Monday 26 July 2010

Task-free Information.

So why is it our particular younger gens know the names and histories of the famous as assiduously as a racehorse trainer knows the lineages of his stabled stallions? What earthly point is there in filling one’s brain with the career histories of actors? These thesps who after years of struggle finally managed to hitch onto the TV gravy train and began appearing in everything?
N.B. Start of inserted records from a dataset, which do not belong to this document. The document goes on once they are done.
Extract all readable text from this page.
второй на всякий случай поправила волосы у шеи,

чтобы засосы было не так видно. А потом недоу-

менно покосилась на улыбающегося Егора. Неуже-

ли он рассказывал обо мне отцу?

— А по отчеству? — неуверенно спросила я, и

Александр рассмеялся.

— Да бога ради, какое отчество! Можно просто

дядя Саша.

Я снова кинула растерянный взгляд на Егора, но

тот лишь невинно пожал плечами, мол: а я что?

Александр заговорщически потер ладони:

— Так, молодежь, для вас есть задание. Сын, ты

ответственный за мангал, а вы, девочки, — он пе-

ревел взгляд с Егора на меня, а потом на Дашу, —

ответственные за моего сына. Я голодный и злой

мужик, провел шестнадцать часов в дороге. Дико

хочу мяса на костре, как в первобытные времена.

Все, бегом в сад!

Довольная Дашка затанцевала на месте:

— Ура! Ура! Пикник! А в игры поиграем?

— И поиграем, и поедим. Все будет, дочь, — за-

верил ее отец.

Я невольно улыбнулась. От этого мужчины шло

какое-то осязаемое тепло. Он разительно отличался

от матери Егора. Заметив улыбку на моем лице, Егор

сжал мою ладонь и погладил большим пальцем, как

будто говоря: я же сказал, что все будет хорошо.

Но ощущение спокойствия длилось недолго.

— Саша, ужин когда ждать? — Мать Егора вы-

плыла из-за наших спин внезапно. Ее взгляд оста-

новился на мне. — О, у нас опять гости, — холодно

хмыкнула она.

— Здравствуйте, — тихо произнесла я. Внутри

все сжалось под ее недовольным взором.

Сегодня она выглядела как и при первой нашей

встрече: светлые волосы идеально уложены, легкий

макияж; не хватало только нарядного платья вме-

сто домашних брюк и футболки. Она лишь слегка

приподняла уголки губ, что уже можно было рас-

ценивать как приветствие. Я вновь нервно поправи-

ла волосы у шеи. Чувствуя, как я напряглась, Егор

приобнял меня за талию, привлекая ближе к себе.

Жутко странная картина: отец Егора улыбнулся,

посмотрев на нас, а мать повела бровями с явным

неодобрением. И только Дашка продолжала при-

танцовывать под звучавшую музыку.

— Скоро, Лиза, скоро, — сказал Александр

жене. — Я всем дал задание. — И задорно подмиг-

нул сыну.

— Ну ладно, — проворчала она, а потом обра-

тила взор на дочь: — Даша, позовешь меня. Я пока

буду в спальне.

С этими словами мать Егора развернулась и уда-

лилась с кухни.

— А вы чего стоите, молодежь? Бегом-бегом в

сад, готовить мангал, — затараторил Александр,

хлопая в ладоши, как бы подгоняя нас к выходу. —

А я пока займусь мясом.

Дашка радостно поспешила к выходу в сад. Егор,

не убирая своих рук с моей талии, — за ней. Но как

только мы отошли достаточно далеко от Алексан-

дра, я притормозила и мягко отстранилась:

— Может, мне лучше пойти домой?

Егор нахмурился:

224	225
If one was really interested in the underpinnings of talent one would be also curious about they stints in drama school, Burger King and call centres. But no, it only extends to their bit parts in Sex and the City or being second from the left in an X Factor boy band. It’s as if one’s personal history is plotted by these career arcs; as if one is aging on the back of people you don’t know and will never meet acting make-believe characters who fought dragons or implausible plot lines you never quite got. This as I understand it is useless information of the highest order and utterly unworthy of assigning brain cells to. It’s as if useless information is the new knowledge base, the product of our super highway interconnectivity. It fulfils the necessary requirements of ‘information’ yet doesn’t include the inconvenient downside of having to do anything meaningful or useful with it. If one learns to plumb in a sink one will sooner or later be lumbered with hours of being moistly inverted attempting to make a watertight joint without burning the house down. If one’s knowledge lies elsewhere, like knowing Johnny Depp played a bit part in Home and Away circa 1997, one can justifiably leave actual work to others. If one doesn’t know where the supermarket is how on earth can one be expected to do the weekly shop?